# Multiple Sclerosis doesn't stop me from Lifting...Check out my Deadlifting Video



## BeaChampion (Oct 12, 2005)

So the Doctors tell me a year ago that I have Multiple Sclerosis because my left leg is numb...
So what.

As a 33 year old Father of 2 small kids...I decided that rather than just feel bad for my self, That I'd start lifting to make myself as strong as possible to fend off any future disability.

The Ax is hanging over all of our heads...I just know that mine happens to say M.S. on it. Better to be a moving target.
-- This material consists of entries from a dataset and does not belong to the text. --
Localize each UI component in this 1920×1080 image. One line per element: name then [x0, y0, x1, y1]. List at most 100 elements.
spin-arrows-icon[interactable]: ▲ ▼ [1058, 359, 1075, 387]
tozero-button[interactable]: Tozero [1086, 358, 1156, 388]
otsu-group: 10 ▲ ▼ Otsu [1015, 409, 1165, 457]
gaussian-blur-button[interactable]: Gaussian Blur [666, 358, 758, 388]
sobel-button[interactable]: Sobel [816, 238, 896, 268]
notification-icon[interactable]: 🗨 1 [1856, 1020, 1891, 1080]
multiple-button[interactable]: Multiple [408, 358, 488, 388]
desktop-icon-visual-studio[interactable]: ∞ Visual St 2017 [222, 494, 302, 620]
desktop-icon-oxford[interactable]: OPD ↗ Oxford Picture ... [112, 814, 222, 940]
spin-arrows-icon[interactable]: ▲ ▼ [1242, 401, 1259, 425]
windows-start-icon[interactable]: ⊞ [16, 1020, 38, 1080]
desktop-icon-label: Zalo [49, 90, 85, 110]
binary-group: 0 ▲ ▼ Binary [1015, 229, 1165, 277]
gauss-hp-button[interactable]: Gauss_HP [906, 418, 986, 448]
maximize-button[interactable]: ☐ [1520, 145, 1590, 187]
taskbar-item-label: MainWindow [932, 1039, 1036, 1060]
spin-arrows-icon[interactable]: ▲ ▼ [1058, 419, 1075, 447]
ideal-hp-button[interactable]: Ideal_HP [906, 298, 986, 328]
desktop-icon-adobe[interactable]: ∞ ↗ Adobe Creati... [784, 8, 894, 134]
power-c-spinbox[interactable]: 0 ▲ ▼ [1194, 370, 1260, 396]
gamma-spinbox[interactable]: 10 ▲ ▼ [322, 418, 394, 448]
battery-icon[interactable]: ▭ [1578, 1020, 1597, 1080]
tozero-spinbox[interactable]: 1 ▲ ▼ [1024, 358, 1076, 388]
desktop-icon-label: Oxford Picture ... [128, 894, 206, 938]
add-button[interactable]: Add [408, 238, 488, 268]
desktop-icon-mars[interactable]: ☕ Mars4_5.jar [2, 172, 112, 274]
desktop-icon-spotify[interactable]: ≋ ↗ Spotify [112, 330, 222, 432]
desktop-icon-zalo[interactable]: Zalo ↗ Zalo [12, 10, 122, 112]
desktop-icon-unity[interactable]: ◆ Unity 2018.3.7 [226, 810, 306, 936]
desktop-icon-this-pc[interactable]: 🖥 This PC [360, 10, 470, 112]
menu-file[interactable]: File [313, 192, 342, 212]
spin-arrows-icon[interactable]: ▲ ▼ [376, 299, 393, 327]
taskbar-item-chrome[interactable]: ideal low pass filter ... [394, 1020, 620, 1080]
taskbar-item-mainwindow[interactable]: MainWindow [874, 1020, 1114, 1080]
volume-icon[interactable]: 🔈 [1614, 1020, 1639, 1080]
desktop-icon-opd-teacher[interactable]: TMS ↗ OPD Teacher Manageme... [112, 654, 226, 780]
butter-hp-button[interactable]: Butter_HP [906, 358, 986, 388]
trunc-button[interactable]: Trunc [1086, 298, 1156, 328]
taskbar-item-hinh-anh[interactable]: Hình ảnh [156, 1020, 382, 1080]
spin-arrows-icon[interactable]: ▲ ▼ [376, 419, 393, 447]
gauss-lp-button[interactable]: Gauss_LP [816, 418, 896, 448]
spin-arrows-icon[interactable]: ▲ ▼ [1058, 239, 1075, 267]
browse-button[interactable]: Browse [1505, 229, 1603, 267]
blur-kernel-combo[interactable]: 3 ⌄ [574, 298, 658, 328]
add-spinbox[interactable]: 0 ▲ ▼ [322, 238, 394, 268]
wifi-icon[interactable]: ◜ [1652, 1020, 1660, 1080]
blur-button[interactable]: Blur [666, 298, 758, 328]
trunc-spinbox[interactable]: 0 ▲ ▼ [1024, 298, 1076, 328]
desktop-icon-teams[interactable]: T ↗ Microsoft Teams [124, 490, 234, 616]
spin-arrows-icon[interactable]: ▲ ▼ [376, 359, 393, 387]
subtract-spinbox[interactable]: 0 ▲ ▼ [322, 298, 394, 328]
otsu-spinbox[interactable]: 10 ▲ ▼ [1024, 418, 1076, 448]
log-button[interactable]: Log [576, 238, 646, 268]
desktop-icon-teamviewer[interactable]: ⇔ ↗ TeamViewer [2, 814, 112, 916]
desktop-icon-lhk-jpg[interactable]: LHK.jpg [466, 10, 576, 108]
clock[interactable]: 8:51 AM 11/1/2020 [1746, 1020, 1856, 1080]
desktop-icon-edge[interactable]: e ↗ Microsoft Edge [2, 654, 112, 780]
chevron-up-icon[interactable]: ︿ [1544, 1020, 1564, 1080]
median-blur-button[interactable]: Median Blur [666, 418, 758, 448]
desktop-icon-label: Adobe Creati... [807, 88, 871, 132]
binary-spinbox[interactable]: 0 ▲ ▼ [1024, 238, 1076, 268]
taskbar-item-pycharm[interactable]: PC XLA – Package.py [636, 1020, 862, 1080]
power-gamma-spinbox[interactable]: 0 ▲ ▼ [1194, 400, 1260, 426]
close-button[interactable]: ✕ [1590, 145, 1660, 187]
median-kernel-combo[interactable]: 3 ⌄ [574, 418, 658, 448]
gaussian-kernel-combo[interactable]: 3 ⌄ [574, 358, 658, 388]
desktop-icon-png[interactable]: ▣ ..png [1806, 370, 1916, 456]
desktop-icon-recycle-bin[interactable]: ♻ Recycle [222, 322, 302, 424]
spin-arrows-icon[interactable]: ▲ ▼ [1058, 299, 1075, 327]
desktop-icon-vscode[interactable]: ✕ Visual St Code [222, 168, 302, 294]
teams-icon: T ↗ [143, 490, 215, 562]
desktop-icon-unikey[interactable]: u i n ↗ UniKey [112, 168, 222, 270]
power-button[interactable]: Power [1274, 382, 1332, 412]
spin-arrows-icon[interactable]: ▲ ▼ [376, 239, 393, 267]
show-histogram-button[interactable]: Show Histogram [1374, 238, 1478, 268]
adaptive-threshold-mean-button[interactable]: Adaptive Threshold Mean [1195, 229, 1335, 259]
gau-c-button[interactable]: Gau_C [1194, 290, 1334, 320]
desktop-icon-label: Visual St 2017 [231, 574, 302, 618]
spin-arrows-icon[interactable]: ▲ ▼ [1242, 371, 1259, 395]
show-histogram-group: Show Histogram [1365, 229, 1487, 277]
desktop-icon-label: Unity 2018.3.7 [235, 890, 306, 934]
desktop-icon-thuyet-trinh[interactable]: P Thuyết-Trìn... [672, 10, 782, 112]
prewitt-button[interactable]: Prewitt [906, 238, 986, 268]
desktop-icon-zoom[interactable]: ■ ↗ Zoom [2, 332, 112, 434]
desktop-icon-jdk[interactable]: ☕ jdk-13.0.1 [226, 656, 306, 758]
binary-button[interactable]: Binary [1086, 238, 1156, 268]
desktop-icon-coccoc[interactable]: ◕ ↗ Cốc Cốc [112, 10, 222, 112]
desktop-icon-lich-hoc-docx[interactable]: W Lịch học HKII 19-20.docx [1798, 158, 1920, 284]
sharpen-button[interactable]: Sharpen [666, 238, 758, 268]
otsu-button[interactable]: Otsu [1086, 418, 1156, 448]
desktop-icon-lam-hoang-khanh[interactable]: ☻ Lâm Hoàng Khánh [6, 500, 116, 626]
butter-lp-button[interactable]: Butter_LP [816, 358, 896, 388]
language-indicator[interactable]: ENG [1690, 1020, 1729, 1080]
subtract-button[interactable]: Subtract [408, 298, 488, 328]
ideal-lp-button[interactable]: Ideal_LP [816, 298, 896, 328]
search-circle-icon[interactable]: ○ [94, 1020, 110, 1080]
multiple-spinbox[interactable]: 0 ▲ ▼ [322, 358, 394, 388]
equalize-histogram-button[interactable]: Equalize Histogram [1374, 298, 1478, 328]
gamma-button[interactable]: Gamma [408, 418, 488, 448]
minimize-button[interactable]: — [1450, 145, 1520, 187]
I just started deadlifting a few months back to put on some size and overall strength. 
My bodyweight right now is about 188,

Check out my deadlifting video - 425 x 1

http://media.putfile.com/425Deadlift

I have to deadlift sumo style do to the balance issues.

Best Regards,
Lance


----------



## Myztek (Oct 12, 2005)

I'm glad you're not letting it get the best of you. My mom also has MS. Thankfully she's not in real bad condition either.


----------



## Gaz_9 (Oct 12, 2005)

looks good! keep it up!


----------



## CowPimp (Oct 12, 2005)

Looks to me like you could pull even more too.  Nice!


----------



## P-funk (Oct 12, 2005)

excellent work and great attituted!


----------



## crazy_enough (Oct 12, 2005)

Outstanding!!!!


----------



## myCATpowerlifts (Oct 12, 2005)

It's amazing that you have that attitude, more people should be like you!


----------



## kraziplaya (Oct 12, 2005)

looked great


----------



## Cold Iron (Oct 12, 2005)

nice job! keep going..


----------



## splach (Oct 12, 2005)

Awesome. Heh. To be honest though I thought this was a joke thread and that you were going to link in that video of a kid spastically deadlifting in his garage. PLEASE go find that kid and show him how to lift correctly...


----------



## min0 lee (Oct 12, 2005)

Great job, I hate it when people come up with lame excuses about why they can't work out.. Truly inspirational.


----------



## CowPimp (Oct 12, 2005)

splach said:
			
		

> Awesome. Heh. To be honest though I thought this was a joke thread and that you were going to link in that video of a kid spastically deadlifting in his garage. PLEASE go find that kid and show him how to lift correctly...



Haha, I thought so too, especially when I saw the post count.  Sure proved me wrong!


----------



## BeaChampion (Oct 15, 2005)

Thanks Everyone...
Does my form look good?

425lbs...Is that considered a pretty respectable deadlift?

Thanks,
Lance


----------



## min0 lee (Oct 15, 2005)

It's real good. Never give up.


----------



## LAM (Oct 15, 2005)

nice lift !


----------



## CowPimp (Oct 16, 2005)

BeaChampion said:
			
		

> Thanks Everyone...
> Does my form look good?
> 
> 425lbs...Is that considered a pretty respectable deadlift?
> ...



I think, given your bodyweight, it is certainly respectable.

Your form looks fine really.  However, there is always room for improvement.  I frequently go back and watch videos and read articles on form to generate fresh ideas on ways to maintain better form more consistently and just keep myself fresh on the details.  Here is an article you should check:

http://www.t-nation.com/readTopic.do;jsessionid=DA98F473EE425C8A2AC92DE10F4A0BFF.hydra?id=459744


----------